With COVID-19 cases declining since the omicron variant peaked in January, Austin and SXSW were following the lead of many state and local governments, as well as the CDC, which relaxed mask-wearing guidelines last month for lower-risk communities. Public-health officials, according to University of Southern California medicine and public health professor Jeffrey Klausner, have pivoted from preventing COVID-19 spread to preventing serious illness and hospitalizations, using tools such as vaccinations, treatments and testing.

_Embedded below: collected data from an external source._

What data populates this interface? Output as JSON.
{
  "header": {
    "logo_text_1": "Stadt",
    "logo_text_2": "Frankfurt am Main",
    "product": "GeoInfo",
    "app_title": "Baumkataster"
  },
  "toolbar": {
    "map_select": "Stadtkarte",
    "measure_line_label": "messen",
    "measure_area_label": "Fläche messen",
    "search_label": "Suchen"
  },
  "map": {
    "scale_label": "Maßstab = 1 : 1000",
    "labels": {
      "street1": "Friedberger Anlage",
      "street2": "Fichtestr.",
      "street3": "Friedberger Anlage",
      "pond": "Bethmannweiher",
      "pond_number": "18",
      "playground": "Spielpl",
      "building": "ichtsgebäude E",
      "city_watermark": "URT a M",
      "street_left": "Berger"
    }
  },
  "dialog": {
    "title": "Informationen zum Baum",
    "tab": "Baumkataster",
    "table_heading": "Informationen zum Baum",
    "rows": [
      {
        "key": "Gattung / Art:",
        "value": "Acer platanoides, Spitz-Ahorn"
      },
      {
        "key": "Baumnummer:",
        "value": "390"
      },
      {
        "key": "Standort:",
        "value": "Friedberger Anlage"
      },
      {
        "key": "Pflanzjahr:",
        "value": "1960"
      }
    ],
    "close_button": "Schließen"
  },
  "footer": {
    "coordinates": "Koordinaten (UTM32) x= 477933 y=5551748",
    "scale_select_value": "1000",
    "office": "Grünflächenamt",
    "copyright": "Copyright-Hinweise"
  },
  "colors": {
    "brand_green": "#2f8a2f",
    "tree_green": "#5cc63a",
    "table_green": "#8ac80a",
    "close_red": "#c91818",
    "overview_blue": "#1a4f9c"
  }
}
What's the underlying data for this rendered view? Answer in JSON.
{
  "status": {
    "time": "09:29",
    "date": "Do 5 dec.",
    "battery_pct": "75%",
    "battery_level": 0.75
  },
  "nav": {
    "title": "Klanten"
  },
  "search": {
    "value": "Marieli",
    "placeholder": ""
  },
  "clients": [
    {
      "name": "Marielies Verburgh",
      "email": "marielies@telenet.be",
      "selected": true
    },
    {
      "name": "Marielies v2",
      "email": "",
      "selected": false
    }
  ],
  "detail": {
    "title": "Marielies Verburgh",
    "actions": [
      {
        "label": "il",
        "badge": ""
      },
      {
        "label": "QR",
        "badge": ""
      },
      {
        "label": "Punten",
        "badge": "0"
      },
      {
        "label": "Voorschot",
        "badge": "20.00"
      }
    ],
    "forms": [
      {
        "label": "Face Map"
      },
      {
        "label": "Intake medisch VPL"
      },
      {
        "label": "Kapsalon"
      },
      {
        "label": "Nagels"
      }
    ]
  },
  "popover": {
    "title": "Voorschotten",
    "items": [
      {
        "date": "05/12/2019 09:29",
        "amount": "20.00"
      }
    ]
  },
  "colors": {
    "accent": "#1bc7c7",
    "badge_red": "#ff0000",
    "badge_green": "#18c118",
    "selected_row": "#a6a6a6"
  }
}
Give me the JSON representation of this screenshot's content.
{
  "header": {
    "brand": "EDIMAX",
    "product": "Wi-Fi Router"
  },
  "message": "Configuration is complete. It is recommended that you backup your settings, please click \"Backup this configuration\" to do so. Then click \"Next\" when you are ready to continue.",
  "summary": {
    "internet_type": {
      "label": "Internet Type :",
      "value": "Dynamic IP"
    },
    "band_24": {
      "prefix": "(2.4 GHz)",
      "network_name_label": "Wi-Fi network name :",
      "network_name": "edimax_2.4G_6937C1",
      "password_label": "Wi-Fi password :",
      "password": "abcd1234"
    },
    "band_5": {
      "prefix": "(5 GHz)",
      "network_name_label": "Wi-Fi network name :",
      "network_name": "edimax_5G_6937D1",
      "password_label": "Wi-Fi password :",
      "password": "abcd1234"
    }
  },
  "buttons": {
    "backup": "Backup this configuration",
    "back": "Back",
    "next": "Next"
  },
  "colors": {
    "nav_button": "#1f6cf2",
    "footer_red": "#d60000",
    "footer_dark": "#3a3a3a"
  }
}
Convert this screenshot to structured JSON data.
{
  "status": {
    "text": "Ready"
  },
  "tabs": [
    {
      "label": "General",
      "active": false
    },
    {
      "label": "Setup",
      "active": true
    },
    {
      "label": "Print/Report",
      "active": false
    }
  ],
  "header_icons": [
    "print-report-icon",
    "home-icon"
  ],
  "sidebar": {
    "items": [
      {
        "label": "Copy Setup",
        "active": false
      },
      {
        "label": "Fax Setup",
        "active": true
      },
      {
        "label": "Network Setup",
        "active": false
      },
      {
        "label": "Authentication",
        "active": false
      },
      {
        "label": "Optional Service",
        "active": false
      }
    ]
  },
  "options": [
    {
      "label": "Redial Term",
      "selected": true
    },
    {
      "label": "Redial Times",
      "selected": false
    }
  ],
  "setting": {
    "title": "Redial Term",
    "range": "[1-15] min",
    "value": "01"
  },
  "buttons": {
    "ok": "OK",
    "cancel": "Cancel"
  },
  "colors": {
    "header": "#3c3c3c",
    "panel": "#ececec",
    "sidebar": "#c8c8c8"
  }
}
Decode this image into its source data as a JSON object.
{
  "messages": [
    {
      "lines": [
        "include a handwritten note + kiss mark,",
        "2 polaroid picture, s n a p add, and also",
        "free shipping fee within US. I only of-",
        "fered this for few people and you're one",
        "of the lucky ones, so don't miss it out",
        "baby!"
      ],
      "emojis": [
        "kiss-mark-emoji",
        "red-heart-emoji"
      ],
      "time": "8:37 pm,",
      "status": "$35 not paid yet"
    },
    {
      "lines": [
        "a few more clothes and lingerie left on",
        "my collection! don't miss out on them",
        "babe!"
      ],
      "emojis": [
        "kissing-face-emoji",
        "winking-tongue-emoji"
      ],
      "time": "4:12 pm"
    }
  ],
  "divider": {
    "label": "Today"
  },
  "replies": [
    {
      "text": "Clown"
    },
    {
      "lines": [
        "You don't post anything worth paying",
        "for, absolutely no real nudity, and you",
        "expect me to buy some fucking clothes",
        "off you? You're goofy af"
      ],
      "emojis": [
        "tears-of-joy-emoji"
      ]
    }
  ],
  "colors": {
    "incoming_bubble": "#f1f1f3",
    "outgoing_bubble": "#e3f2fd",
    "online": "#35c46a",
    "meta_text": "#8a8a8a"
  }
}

Organizers of upcoming events, according to Klausner, , should remind attendees that vaccinations are “highly effective” and work on improving ventilation at indoor venues. Alex Huffman, a Denver University aerosol scientist and associate chemistry professor, adds that social-distancing, wearing masks, staying outside and staying home with COVID-like symptoms remain crucial tools to prevent the spread of disease. “I’d love to normalize the targeted use of masks,” he says. “Seeing a mask as a political symbol is just short-sighted and misinformed.”

Whether SXSW was a “super-spreader event” or not, the conference reflects public-health rules and government mandates at this point in the pandemic: Get vaccinated, to ensure that even if you test positive, you’re almost certain to not get seriously ill. But, yes, as the world resumes to normal, there is still risk of contracting COVID-19.

Many who tested positive for COVID-19 after attending SXSW did not blame festival organizers. Kevin Buist, who works on design strategy for Gray Matter Group, moderated a March 15 panel during the tech portion of the festival, then tested positive three days later after developing a fever, cough and fatigue. “To pick up your badge, you needed proof of vaccination, and they did on-site rapid tests,” says Buist, who is fully vaccinated. “I feel pretty good about that.” Kat Rodgers, who attended the tech portion of the festival as a community manager for Web3 publication Water & Music, tested positive afterward. “When people were doing stuff in the evening, they were generally without the mask,” she says. “When I saw my positive COVID results, I was like, ‘Makes sense.’ I wasn’t surprised at all.”

“It’s not really SXSW as an institution that can do that much about it,” says Mamalarky’s Bennett. “It’s a crowd mentality.”